Gdy przeprowadziłem się do USA, to przez pierwsze tygodnie lubiłem siąść z żarciem lub kawą na ławce i patrzeć się na ludzi. Cóż, tutaj jest takie nasranie kulturowe że nieraz można wypatrzeć w tłumie jakiegoś księcia Kambodży. Ale wracając.... To z moich obserwacji wynika to samo, ludzie wstydzą się, boją, nie chcą podejść do osoby, która np. leży na ławce czy na ziemi.

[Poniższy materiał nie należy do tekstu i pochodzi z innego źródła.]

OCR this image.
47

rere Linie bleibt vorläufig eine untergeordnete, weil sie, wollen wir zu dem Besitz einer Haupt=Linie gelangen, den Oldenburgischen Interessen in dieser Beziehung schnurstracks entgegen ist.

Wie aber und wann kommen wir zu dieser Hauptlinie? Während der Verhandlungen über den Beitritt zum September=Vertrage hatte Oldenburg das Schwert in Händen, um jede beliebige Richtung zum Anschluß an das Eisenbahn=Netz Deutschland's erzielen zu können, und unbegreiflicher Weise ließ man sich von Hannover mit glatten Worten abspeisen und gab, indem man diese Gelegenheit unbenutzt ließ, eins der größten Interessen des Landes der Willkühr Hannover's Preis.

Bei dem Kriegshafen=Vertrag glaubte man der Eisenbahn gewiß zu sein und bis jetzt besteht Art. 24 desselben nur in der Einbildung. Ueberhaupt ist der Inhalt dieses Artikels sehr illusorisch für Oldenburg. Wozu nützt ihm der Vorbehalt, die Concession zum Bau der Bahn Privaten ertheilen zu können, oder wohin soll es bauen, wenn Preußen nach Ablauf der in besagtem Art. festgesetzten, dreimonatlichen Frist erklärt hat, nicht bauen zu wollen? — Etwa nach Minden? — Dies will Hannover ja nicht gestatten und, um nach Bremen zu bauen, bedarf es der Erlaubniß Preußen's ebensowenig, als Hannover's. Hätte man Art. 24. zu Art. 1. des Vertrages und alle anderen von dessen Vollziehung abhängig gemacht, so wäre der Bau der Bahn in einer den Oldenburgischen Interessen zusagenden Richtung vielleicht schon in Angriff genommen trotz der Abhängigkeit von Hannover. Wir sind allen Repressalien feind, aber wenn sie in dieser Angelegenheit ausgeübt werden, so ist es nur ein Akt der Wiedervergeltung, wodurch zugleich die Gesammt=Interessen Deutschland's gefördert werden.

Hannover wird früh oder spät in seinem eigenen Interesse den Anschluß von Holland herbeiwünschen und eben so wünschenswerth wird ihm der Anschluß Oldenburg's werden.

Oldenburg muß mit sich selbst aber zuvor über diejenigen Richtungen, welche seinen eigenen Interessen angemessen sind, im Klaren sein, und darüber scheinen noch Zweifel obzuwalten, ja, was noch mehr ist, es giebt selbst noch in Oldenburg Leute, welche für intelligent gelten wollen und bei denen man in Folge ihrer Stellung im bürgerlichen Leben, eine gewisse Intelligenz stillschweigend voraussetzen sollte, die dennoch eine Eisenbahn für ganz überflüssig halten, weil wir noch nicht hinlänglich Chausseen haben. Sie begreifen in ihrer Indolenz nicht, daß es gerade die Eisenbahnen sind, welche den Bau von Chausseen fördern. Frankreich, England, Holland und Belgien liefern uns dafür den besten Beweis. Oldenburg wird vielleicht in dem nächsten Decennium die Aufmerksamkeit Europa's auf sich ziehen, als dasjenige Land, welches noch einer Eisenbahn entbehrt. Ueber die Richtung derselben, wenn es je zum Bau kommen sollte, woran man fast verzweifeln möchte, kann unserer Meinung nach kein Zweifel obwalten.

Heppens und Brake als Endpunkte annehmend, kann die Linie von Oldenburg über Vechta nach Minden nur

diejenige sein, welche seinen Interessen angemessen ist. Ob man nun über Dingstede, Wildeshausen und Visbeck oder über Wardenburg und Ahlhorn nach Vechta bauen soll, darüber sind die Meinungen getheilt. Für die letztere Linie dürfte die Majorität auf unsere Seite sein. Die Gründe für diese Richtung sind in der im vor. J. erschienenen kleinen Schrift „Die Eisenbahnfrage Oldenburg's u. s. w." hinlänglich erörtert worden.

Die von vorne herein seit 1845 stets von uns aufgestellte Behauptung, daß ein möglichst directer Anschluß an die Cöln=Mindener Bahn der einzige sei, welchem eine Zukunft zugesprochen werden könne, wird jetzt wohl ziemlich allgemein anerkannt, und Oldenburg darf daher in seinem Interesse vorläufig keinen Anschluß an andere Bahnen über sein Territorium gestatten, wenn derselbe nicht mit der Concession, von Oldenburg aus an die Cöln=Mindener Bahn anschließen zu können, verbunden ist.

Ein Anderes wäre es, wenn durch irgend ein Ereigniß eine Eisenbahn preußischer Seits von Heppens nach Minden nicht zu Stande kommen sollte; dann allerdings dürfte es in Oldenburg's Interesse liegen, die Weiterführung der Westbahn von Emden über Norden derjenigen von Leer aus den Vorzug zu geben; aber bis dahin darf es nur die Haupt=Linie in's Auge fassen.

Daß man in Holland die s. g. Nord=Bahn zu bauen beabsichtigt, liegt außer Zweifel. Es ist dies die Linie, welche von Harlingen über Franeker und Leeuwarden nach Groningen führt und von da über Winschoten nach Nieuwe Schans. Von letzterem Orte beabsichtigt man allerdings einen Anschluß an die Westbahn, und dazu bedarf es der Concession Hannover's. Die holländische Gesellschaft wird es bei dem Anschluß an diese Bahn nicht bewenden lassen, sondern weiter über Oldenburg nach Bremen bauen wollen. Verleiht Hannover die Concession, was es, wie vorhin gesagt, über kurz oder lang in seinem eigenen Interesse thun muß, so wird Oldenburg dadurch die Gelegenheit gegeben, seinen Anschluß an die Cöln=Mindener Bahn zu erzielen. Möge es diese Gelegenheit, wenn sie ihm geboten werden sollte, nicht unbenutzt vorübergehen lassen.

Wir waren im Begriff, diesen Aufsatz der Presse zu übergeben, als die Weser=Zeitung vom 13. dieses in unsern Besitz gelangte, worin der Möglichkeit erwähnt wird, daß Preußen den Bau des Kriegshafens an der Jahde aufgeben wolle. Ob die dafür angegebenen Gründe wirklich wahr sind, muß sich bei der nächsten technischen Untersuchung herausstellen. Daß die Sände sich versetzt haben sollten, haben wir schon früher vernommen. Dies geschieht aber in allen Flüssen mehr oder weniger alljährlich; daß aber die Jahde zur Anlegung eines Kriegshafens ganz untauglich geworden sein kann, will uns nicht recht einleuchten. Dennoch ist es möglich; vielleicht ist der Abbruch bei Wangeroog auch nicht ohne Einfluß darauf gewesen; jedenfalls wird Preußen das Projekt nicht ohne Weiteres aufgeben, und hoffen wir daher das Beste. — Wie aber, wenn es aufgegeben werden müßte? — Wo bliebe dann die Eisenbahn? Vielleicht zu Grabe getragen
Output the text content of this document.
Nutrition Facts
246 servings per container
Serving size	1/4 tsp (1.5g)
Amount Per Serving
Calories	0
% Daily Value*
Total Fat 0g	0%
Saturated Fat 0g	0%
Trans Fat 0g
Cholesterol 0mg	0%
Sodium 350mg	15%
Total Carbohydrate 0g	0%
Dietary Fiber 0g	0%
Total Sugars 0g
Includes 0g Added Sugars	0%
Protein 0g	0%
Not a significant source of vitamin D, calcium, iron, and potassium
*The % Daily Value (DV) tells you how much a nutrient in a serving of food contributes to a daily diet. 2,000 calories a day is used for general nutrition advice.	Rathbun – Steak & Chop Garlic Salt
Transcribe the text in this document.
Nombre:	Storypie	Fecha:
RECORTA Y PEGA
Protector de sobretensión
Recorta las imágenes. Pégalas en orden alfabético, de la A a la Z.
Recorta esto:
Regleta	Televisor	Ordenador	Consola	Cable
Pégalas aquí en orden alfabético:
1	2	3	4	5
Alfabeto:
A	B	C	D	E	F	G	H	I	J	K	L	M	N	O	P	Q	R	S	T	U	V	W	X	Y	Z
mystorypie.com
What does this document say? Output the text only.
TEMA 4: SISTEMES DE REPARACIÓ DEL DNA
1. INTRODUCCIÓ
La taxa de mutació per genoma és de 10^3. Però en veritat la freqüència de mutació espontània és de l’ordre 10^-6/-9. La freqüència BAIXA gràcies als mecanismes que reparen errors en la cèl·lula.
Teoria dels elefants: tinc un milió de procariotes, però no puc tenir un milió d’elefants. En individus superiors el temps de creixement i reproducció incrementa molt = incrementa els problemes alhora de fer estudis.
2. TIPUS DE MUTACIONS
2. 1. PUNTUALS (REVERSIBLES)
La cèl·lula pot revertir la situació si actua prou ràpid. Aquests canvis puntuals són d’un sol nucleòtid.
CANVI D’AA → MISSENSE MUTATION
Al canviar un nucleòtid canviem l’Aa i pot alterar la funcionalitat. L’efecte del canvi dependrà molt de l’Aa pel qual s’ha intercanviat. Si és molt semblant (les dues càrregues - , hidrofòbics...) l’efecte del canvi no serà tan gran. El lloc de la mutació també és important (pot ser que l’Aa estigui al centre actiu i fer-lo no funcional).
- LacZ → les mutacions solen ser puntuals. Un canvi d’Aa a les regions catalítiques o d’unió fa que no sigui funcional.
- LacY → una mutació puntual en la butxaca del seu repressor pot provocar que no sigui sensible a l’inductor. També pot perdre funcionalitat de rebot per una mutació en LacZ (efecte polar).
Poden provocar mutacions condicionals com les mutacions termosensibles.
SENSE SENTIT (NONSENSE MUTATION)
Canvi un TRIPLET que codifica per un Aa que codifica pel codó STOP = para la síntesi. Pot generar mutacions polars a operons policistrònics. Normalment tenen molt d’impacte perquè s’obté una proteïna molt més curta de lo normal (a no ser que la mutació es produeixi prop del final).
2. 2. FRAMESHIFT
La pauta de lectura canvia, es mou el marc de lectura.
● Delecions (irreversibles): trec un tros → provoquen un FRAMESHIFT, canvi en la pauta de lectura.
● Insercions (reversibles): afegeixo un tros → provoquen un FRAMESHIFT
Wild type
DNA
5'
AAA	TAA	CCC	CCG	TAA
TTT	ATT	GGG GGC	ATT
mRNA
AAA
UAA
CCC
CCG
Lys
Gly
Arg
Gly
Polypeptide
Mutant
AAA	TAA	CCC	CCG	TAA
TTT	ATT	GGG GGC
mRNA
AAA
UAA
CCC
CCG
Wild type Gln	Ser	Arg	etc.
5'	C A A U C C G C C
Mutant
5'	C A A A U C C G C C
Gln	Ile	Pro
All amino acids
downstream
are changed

Piszecie że "koleś ogarnięty to pomagają", tutaj też bywa różnie. Kiedyś pokazywali w programie telewizji śniadaniowej "Good Morning America", że przeprowadzili eksperyment. Koleś w Waszyngtonie zaparkował samochód przy chodniku, nie zgasił silnika i położył głowę na kierownicy udając że np. zesłabł.
Ludzie przechodzili obok, jakieś panienki się przeglądały w szybie samochodu, jednak nikt nie zapukał nawet w szybę nie zapytał, dopiero po jakimś czasie podszedł policjant i zbadał sytuację, bo to właśnie zazwyczaj policjanci podchodzą do każdego leżącego, czy to bezdomny, czy nie - no ale oni mają to w obowiązku.
Takie prawo dżungli, jak jesteś zwykłym szarym zjadaczem chleba, to jak się potkniesz, to nie licz na pomoc. To się sprawdza i w praktyce i teorii.